2008/12/26

on christmas.....

being an atheist you wouldn't think that i would bother with christmas.  after all, it is supposed to be about the birth of jesus and all that nonsense and not about shop-till-you-drop consumerism.  but our nation (and others) have turned this religious holiday into something completely different.  we have turned it into the time of year that many retailers return to working in the black (profitability, if you will).  while that may be akin to a religious experience for many a ceo and cfo out there, i don't think it is quite what god (had he existed) had in mind.

yet i have no problem with celebrating christmas in many of the tradiational ways, just as long as they aren't religious in nature.  i mean things like the exchange of gifts, well wishes via hallmark cards, visiting family and/or friends, fancy dinners with family and/or friends, etc.  i only wish it didn't take this season to bring folks together in such a way.  it would be difficult for most of us to maintain the level of happiness that can come with this season, but wouldn't it be nice to try?  wouldn't it be nice to have dinners more often with each other?  to exchange a small treat, a tiny gift every so often?  oh well......

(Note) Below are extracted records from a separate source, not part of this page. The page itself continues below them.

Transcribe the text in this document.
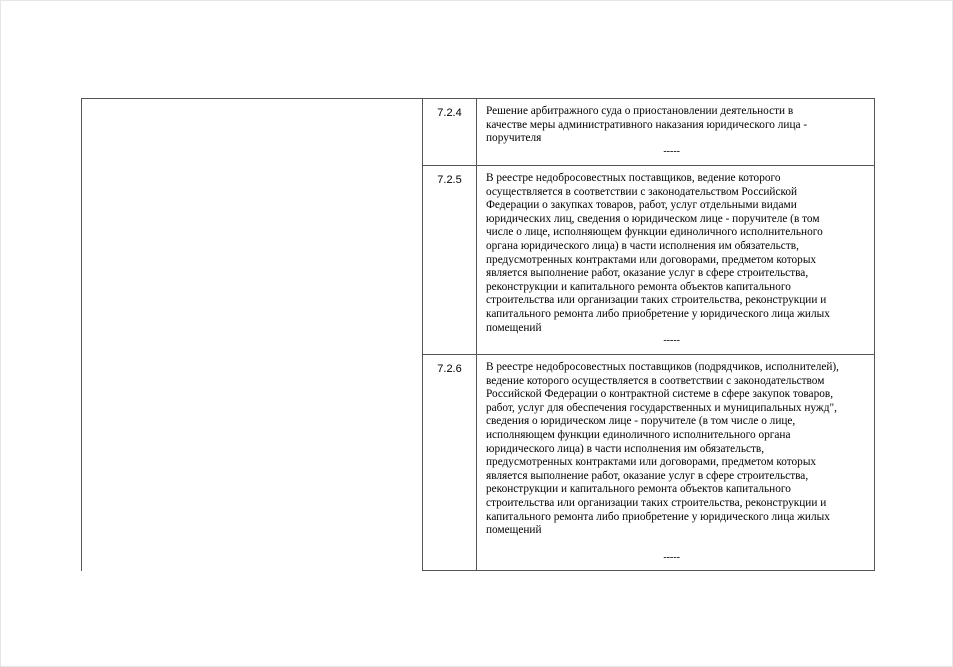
7.2.4	Решение арбитражного суда о приостановлении деятельности в

качестве меры административного наказания юридического лица -

поручителя

-----
7.2.5	В реестре недобросовестных поставщиков, ведение которого

осуществляется в соответствии с законодательством Российской

Федерации о закупках товаров, работ, услуг отдельными видами

юридических лиц, сведения о юридическом лице - поручителе (в том

числе о лице, исполняющем функции единоличного исполнительного

органа юридического лица) в части исполнения им обязательств,

предусмотренных контрактами или договорами, предметом которых

является выполнение работ, оказание услуг в сфере строительства,

реконструкции и капитального ремонта объектов капитального

строительства или организации таких строительства, реконструкции и

капитального ремонта либо приобретение у юридического лица жилых

помещений

-----
7.2.6	В реестре недобросовестных поставщиков (подрядчиков, исполнителей),

ведение которого осуществляется в соответствии с законодательством

Российской Федерации о контрактной системе в сфере закупок товаров,

работ, услуг для обеспечения государственных и муниципальных нужд",

сведения о юридическом лице - поручителе (в том числе о лице,

исполняющем функции единоличного исполнительного органа

юридического лица) в части исполнения им обязательств,

предусмотренных контрактами или договорами, предметом которых

является выполнение работ, оказание услуг в сфере строительства,

реконструкции и капитального ремонта объектов капитального

строительства или организации таких строительства, реконструкции и

капитального ремонта либо приобретение у юридического лица жилых

помещений

-----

this year, this christmas, was one with which i am not happy though.  while we did enjoy a very nice meal at the home of a close neighbor, we did not exchange presents.  that is, my wife, daughter and i did not exchange any gifts.  this is due, in large part, to the lack of cash-money on hand for such.  i've been unemployed for the past four years (since we moved to the dayton, ohio area) and my chronic unemployment has made life difficult fiscally.  not harsh, mind you, but difficult.  and we agreed this year to not purchase gifts for each other (the wife and i) and now that the day has come and gone i can say with complete certainty:  i don't like it.  

i can live without the christmas tree (besides - the cats would, in all likelihood) destroy it).  i can live without the birth of jesus.  i can live without christmas carols and coloured lights and i could even live without christmas television shows, but i don't think i can ever again go without getting something for my wife.  it just feels wrong.  

maybe it is in part because i'm not the best person at expressing my feelings of love, warmth and caring.  i'm not saying i'm cold or appear unfeeling; far from it.  but i'm not as good about showing feelings of love as i could be.  so when birthdays or christmas roll around i use these times as an opportunity to try and show what the person means by obtaining a really nice present.  clearly that did not transpire this christmas.  clearly this has left me irritated.  

next year i will not make the same mistake.